Pub Date: Feb. 23rd, 1987
Publisher: St. Martin's

Known for his popular YA novels, Strasser takes on the grown-up themes of infidelity and aging in this slight comic novel of N.Y.C.'s Upper West Side. At 34, moneyman Stuart Miller leaves his Wall Street firm to move his business, his smart VP wife, and their adorable tot into an uptown co-op. Here, he promptly becomes obsessed with the doings of an exotic, exhibitionistic beauty in a run-down hotel across the street. At the same time, both his parents' marriage and his friend Eliot's begin to unravel over infidelities, but Stuart himself, however tempted, is a good-hearted Yuppie Everymale conscientiously fighting the seven-year itch. Laden with corn, cute puns, and tired jokes, the narrative dutifully trots after him as he wheels his daughter to preschool, orders Chinese with his shadowy wife, socializes, visits his parents, and gingerly circles in on the lady in the hotel.
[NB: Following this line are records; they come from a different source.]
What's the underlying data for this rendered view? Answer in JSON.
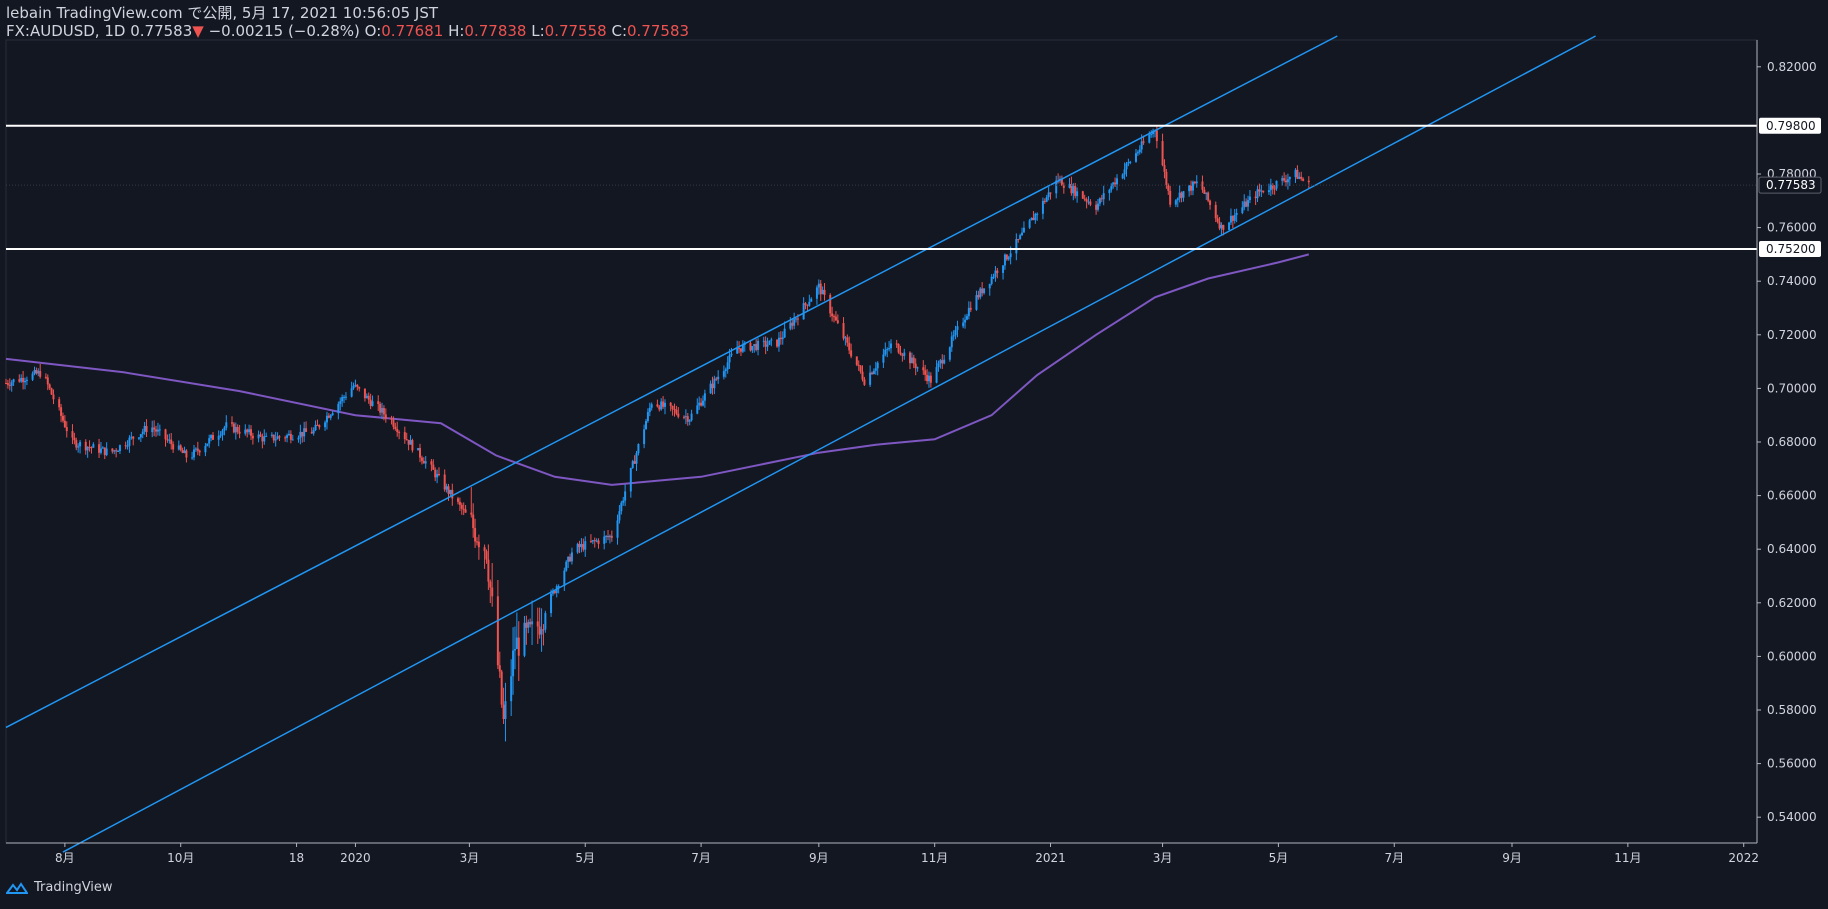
{
  "header": {
    "line1": "lebain TradingView.com で公開, 5月 17, 2021 10:56:05 JST",
    "symbol": "FX:AUDUSD, 1D",
    "price": "0.77583",
    "arrow": "▼",
    "change": "−0.00215 (−0.28%)",
    "o_label": "O:",
    "o_value": "0.77681",
    "h_label": "H:",
    "h_value": "0.77838",
    "l_label": "L:",
    "l_value": "0.77558",
    "c_label": "C:",
    "c_value": "0.77583"
  },
  "footer": {
    "brand": "TradingView"
  },
  "colors": {
    "background": "#131722",
    "up": "#2196f3",
    "down": "#ef5350",
    "channel": "#2196f3",
    "ma": "#7e57c2",
    "hline": "#ffffff"
  },
  "chart_data": {
    "type": "candlestick",
    "symbol": "FX:AUDUSD",
    "timeframe": "1D",
    "ylim": [
      0.53,
      0.83
    ],
    "y_ticks": [
      0.54,
      0.56,
      0.58,
      0.6,
      0.62,
      0.64,
      0.66,
      0.68,
      0.7,
      0.72,
      0.74,
      0.76,
      0.78,
      0.82
    ],
    "y_tick_labels": [
      "0.54000",
      "0.56000",
      "0.58000",
      "0.60000",
      "0.62000",
      "0.64000",
      "0.66000",
      "0.68000",
      "0.70000",
      "0.72000",
      "0.74000",
      "0.76000",
      "0.78000",
      "0.82000"
    ],
    "x_range": [
      "2019-07-01",
      "2022-01-08"
    ],
    "x_ticks": [
      {
        "date": "2019-08-01",
        "label": "8月"
      },
      {
        "date": "2019-10-01",
        "label": "10月"
      },
      {
        "date": "2019-12-01",
        "label": "18"
      },
      {
        "date": "2020-01-01",
        "label": "2020"
      },
      {
        "date": "2020-03-01",
        "label": "3月"
      },
      {
        "date": "2020-05-01",
        "label": "5月"
      },
      {
        "date": "2020-07-01",
        "label": "7月"
      },
      {
        "date": "2020-09-01",
        "label": "9月"
      },
      {
        "date": "2020-11-01",
        "label": "11月"
      },
      {
        "date": "2021-01-01",
        "label": "2021"
      },
      {
        "date": "2021-03-01",
        "label": "3月"
      },
      {
        "date": "2021-05-01",
        "label": "5月"
      },
      {
        "date": "2021-07-01",
        "label": "7月"
      },
      {
        "date": "2021-09-01",
        "label": "9月"
      },
      {
        "date": "2021-11-01",
        "label": "11月"
      },
      {
        "date": "2022-01-01",
        "label": "2022"
      }
    ],
    "horizontal_lines": [
      {
        "value": 0.798,
        "label": "0.79800"
      },
      {
        "value": 0.752,
        "label": "0.75200"
      }
    ],
    "last_price": {
      "value": 0.77583,
      "label": "0.77583"
    },
    "channel_lines": [
      {
        "from": {
          "date": "2019-07-01",
          "value": 0.5735
        },
        "to": {
          "date": "2021-06-01",
          "value": 0.8315
        }
      },
      {
        "from": {
          "date": "2019-07-31",
          "value": 0.527
        },
        "to": {
          "date": "2021-10-15",
          "value": 0.8315
        }
      }
    ],
    "moving_average": {
      "name": "",
      "points": [
        [
          "2019-07-01",
          0.711
        ],
        [
          "2019-09-01",
          0.706
        ],
        [
          "2019-11-01",
          0.699
        ],
        [
          "2020-01-01",
          0.69
        ],
        [
          "2020-02-15",
          0.687
        ],
        [
          "2020-03-15",
          0.675
        ],
        [
          "2020-04-15",
          0.667
        ],
        [
          "2020-05-15",
          0.664
        ],
        [
          "2020-07-01",
          0.667
        ],
        [
          "2020-09-01",
          0.676
        ],
        [
          "2020-10-01",
          0.679
        ],
        [
          "2020-11-01",
          0.681
        ],
        [
          "2020-12-01",
          0.69
        ],
        [
          "2020-12-25",
          0.705
        ],
        [
          "2021-01-25",
          0.72
        ],
        [
          "2021-02-25",
          0.734
        ],
        [
          "2021-03-25",
          0.741
        ],
        [
          "2021-05-01",
          0.747
        ],
        [
          "2021-05-17",
          0.75
        ]
      ]
    },
    "price_path": [
      [
        "2019-07-01",
        0.702
      ],
      [
        "2019-07-20",
        0.706
      ],
      [
        "2019-08-05",
        0.68
      ],
      [
        "2019-08-25",
        0.676
      ],
      [
        "2019-09-15",
        0.686
      ],
      [
        "2019-10-05",
        0.674
      ],
      [
        "2019-10-25",
        0.686
      ],
      [
        "2019-11-15",
        0.681
      ],
      [
        "2019-12-10",
        0.684
      ],
      [
        "2019-12-31",
        0.701
      ],
      [
        "2020-01-20",
        0.688
      ],
      [
        "2020-02-10",
        0.67
      ],
      [
        "2020-02-28",
        0.653
      ],
      [
        "2020-03-10",
        0.64
      ],
      [
        "2020-03-19",
        0.575
      ],
      [
        "2020-03-25",
        0.604
      ],
      [
        "2020-04-05",
        0.61
      ],
      [
        "2020-04-25",
        0.64
      ],
      [
        "2020-05-15",
        0.645
      ],
      [
        "2020-06-05",
        0.695
      ],
      [
        "2020-06-25",
        0.689
      ],
      [
        "2020-07-20",
        0.715
      ],
      [
        "2020-08-10",
        0.717
      ],
      [
        "2020-09-01",
        0.738
      ],
      [
        "2020-09-25",
        0.703
      ],
      [
        "2020-10-10",
        0.717
      ],
      [
        "2020-10-30",
        0.703
      ],
      [
        "2020-11-20",
        0.731
      ],
      [
        "2020-12-15",
        0.755
      ],
      [
        "2021-01-05",
        0.778
      ],
      [
        "2021-01-25",
        0.768
      ],
      [
        "2021-02-25",
        0.797
      ],
      [
        "2021-03-05",
        0.77
      ],
      [
        "2021-03-20",
        0.777
      ],
      [
        "2021-04-01",
        0.76
      ],
      [
        "2021-04-20",
        0.773
      ],
      [
        "2021-05-10",
        0.78
      ],
      [
        "2021-05-17",
        0.77583
      ]
    ]
  }
}
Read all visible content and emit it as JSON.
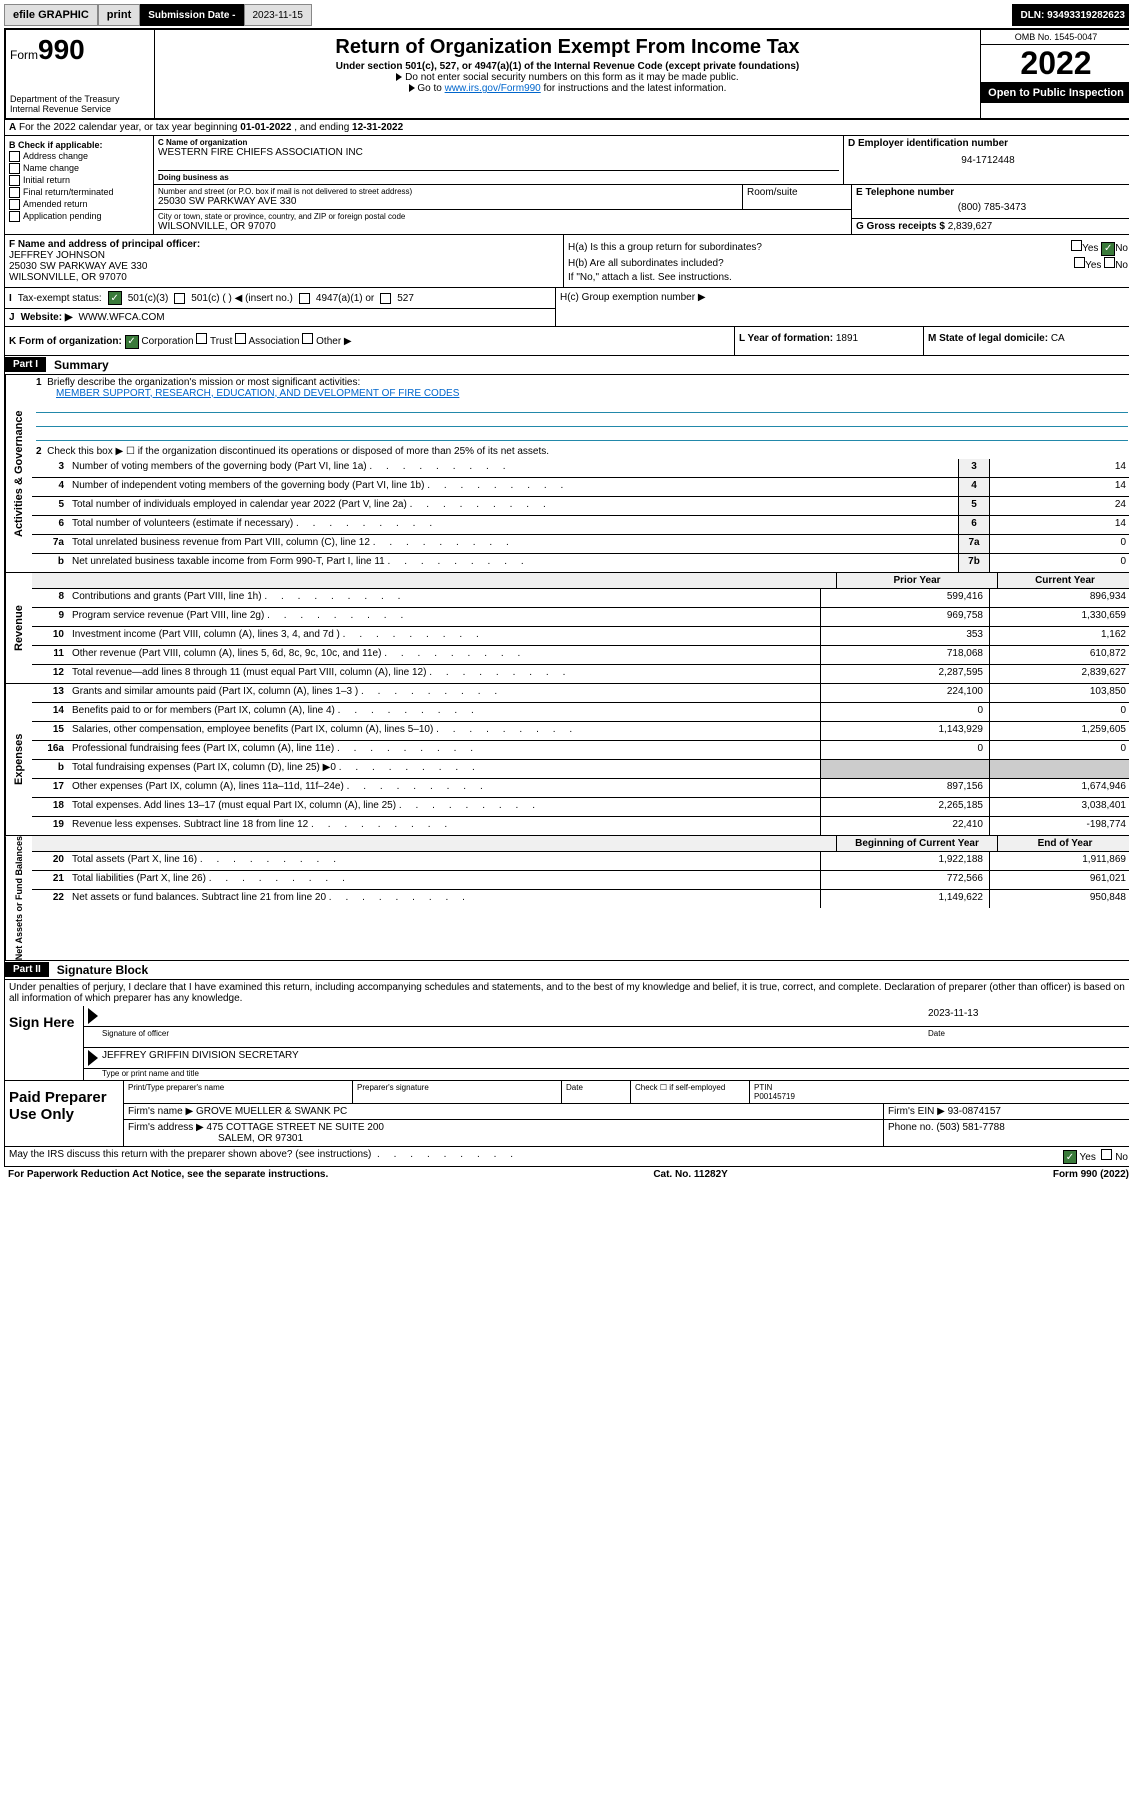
{
  "topbar": {
    "efile": "efile GRAPHIC",
    "print": "print",
    "sub_label": "Submission Date - ",
    "sub_date": "2023-11-15",
    "dln": "DLN: 93493319282623"
  },
  "header": {
    "form_prefix": "Form",
    "form_num": "990",
    "dept": "Department of the Treasury",
    "irs": "Internal Revenue Service",
    "title": "Return of Organization Exempt From Income Tax",
    "sub": "Under section 501(c), 527, or 4947(a)(1) of the Internal Revenue Code (except private foundations)",
    "note1": "Do not enter social security numbers on this form as it may be made public.",
    "note2_a": "Go to ",
    "note2_link": "www.irs.gov/Form990",
    "note2_b": " for instructions and the latest information.",
    "omb": "OMB No. 1545-0047",
    "year": "2022",
    "open": "Open to Public Inspection"
  },
  "row_a": {
    "prefix": "A",
    "text": " For the 2022 calendar year, or tax year beginning ",
    "begin": "01-01-2022",
    "mid": " , and ending ",
    "end": "12-31-2022"
  },
  "section_b": {
    "label": "B Check if applicable:",
    "items": [
      "Address change",
      "Name change",
      "Initial return",
      "Final return/terminated",
      "Amended return",
      "Application pending"
    ]
  },
  "section_c": {
    "label": "C Name of organization",
    "name": "WESTERN FIRE CHIEFS ASSOCIATION INC",
    "dba_label": "Doing business as",
    "addr_label": "Number and street (or P.O. box if mail is not delivered to street address)",
    "suite_label": "Room/suite",
    "addr": "25030 SW PARKWAY AVE 330",
    "city_label": "City or town, state or province, country, and ZIP or foreign postal code",
    "city": "WILSONVILLE, OR  97070"
  },
  "section_d": {
    "label": "D Employer identification number",
    "val": "94-1712448"
  },
  "section_e": {
    "label": "E Telephone number",
    "val": "(800) 785-3473"
  },
  "section_g": {
    "label": "G Gross receipts $ ",
    "val": "2,839,627"
  },
  "section_f": {
    "label": "F Name and address of principal officer:",
    "name": "JEFFREY JOHNSON",
    "addr1": "25030 SW PARKWAY AVE 330",
    "addr2": "WILSONVILLE, OR  97070"
  },
  "section_h": {
    "ha": "H(a)  Is this a group return for subordinates?",
    "hb": "H(b)  Are all subordinates included?",
    "hb_note": "If \"No,\" attach a list. See instructions.",
    "hc": "H(c)  Group exemption number ▶",
    "yes": "Yes",
    "no": "No"
  },
  "row_i": {
    "label": "Tax-exempt status:",
    "opt1": "501(c)(3)",
    "opt2": "501(c) (  ) ◀ (insert no.)",
    "opt3": "4947(a)(1) or",
    "opt4": "527"
  },
  "row_j": {
    "label": "Website: ▶",
    "val": "WWW.WFCA.COM"
  },
  "row_k": {
    "label": "K Form of organization:",
    "opts": [
      "Corporation",
      "Trust",
      "Association",
      "Other ▶"
    ]
  },
  "row_l": {
    "label": "L Year of formation: ",
    "val": "1891"
  },
  "row_m": {
    "label": "M State of legal domicile: ",
    "val": "CA"
  },
  "part1": {
    "hdr": "Part I",
    "title": "Summary"
  },
  "summary": {
    "tabs": [
      "Activities & Governance",
      "Revenue",
      "Expenses",
      "Net Assets or Fund Balances"
    ],
    "line1_label": "Briefly describe the organization's mission or most significant activities:",
    "mission": "MEMBER SUPPORT, RESEARCH, EDUCATION, AND DEVELOPMENT OF FIRE CODES",
    "line2": "Check this box ▶ ☐  if the organization discontinued its operations or disposed of more than 25% of its net assets.",
    "prior_hdr": "Prior Year",
    "curr_hdr": "Current Year",
    "beg_hdr": "Beginning of Current Year",
    "end_hdr": "End of Year",
    "rows_gov": [
      {
        "n": "3",
        "t": "Number of voting members of the governing body (Part VI, line 1a)",
        "box": "3",
        "v": "14"
      },
      {
        "n": "4",
        "t": "Number of independent voting members of the governing body (Part VI, line 1b)",
        "box": "4",
        "v": "14"
      },
      {
        "n": "5",
        "t": "Total number of individuals employed in calendar year 2022 (Part V, line 2a)",
        "box": "5",
        "v": "24"
      },
      {
        "n": "6",
        "t": "Total number of volunteers (estimate if necessary)",
        "box": "6",
        "v": "14"
      },
      {
        "n": "7a",
        "t": "Total unrelated business revenue from Part VIII, column (C), line 12",
        "box": "7a",
        "v": "0"
      },
      {
        "n": "b",
        "t": "Net unrelated business taxable income from Form 990-T, Part I, line 11",
        "box": "7b",
        "v": "0"
      }
    ],
    "rows_rev": [
      {
        "n": "8",
        "t": "Contributions and grants (Part VIII, line 1h)",
        "p": "599,416",
        "c": "896,934"
      },
      {
        "n": "9",
        "t": "Program service revenue (Part VIII, line 2g)",
        "p": "969,758",
        "c": "1,330,659"
      },
      {
        "n": "10",
        "t": "Investment income (Part VIII, column (A), lines 3, 4, and 7d )",
        "p": "353",
        "c": "1,162"
      },
      {
        "n": "11",
        "t": "Other revenue (Part VIII, column (A), lines 5, 6d, 8c, 9c, 10c, and 11e)",
        "p": "718,068",
        "c": "610,872"
      },
      {
        "n": "12",
        "t": "Total revenue—add lines 8 through 11 (must equal Part VIII, column (A), line 12)",
        "p": "2,287,595",
        "c": "2,839,627"
      }
    ],
    "rows_exp": [
      {
        "n": "13",
        "t": "Grants and similar amounts paid (Part IX, column (A), lines 1–3 )",
        "p": "224,100",
        "c": "103,850"
      },
      {
        "n": "14",
        "t": "Benefits paid to or for members (Part IX, column (A), line 4)",
        "p": "0",
        "c": "0"
      },
      {
        "n": "15",
        "t": "Salaries, other compensation, employee benefits (Part IX, column (A), lines 5–10)",
        "p": "1,143,929",
        "c": "1,259,605"
      },
      {
        "n": "16a",
        "t": "Professional fundraising fees (Part IX, column (A), line 11e)",
        "p": "0",
        "c": "0"
      },
      {
        "n": "b",
        "t": "Total fundraising expenses (Part IX, column (D), line 25) ▶0",
        "p": "",
        "c": ""
      },
      {
        "n": "17",
        "t": "Other expenses (Part IX, column (A), lines 11a–11d, 11f–24e)",
        "p": "897,156",
        "c": "1,674,946"
      },
      {
        "n": "18",
        "t": "Total expenses. Add lines 13–17 (must equal Part IX, column (A), line 25)",
        "p": "2,265,185",
        "c": "3,038,401"
      },
      {
        "n": "19",
        "t": "Revenue less expenses. Subtract line 18 from line 12",
        "p": "22,410",
        "c": "-198,774"
      }
    ],
    "rows_net": [
      {
        "n": "20",
        "t": "Total assets (Part X, line 16)",
        "p": "1,922,188",
        "c": "1,911,869"
      },
      {
        "n": "21",
        "t": "Total liabilities (Part X, line 26)",
        "p": "772,566",
        "c": "961,021"
      },
      {
        "n": "22",
        "t": "Net assets or fund balances. Subtract line 21 from line 20",
        "p": "1,149,622",
        "c": "950,848"
      }
    ]
  },
  "part2": {
    "hdr": "Part II",
    "title": "Signature Block"
  },
  "sig": {
    "decl": "Under penalties of perjury, I declare that I have examined this return, including accompanying schedules and statements, and to the best of my knowledge and belief, it is true, correct, and complete. Declaration of preparer (other than officer) is based on all information of which preparer has any knowledge.",
    "sign_here": "Sign Here",
    "sig_officer": "Signature of officer",
    "date_label": "Date",
    "date": "2023-11-13",
    "name": "JEFFREY GRIFFIN DIVISION SECRETARY",
    "name_label": "Type or print name and title"
  },
  "prep": {
    "title": "Paid Preparer Use Only",
    "r1": {
      "c1": "Print/Type preparer's name",
      "c2": "Preparer's signature",
      "c3": "Date",
      "c4": "Check ☐ if self-employed",
      "c5l": "PTIN",
      "c5v": "P00145719"
    },
    "r2": {
      "l": "Firm's name    ▶ ",
      "v": "GROVE MUELLER & SWANK PC",
      "rl": "Firm's EIN ▶ ",
      "rv": "93-0874157"
    },
    "r3": {
      "l": "Firm's address ▶ ",
      "v1": "475 COTTAGE STREET NE SUITE 200",
      "v2": "SALEM, OR  97301",
      "rl": "Phone no. ",
      "rv": "(503) 581-7788"
    }
  },
  "foot": {
    "q": "May the IRS discuss this return with the preparer shown above? (see instructions)",
    "yes": "Yes",
    "no": "No",
    "pra": "For Paperwork Reduction Act Notice, see the separate instructions.",
    "cat": "Cat. No. 11282Y",
    "form": "Form 990 (2022)"
  }
}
Rough, jealous Eliot is the only relief in this book of relentlessly nice characters, and his relationship with Stuart is its only interesting one. In the end (after some welcome dramatics), Eliot and his wife split up, Dad and Mom reunite, and Stuart realizes just in time that there's no place like home. There is some raunchy though politely worded sex here, yet despite the ""adultness"" of the material, Stuart's endless horniness and his concern as to how others cope with desire have a distinctly adolescent feel.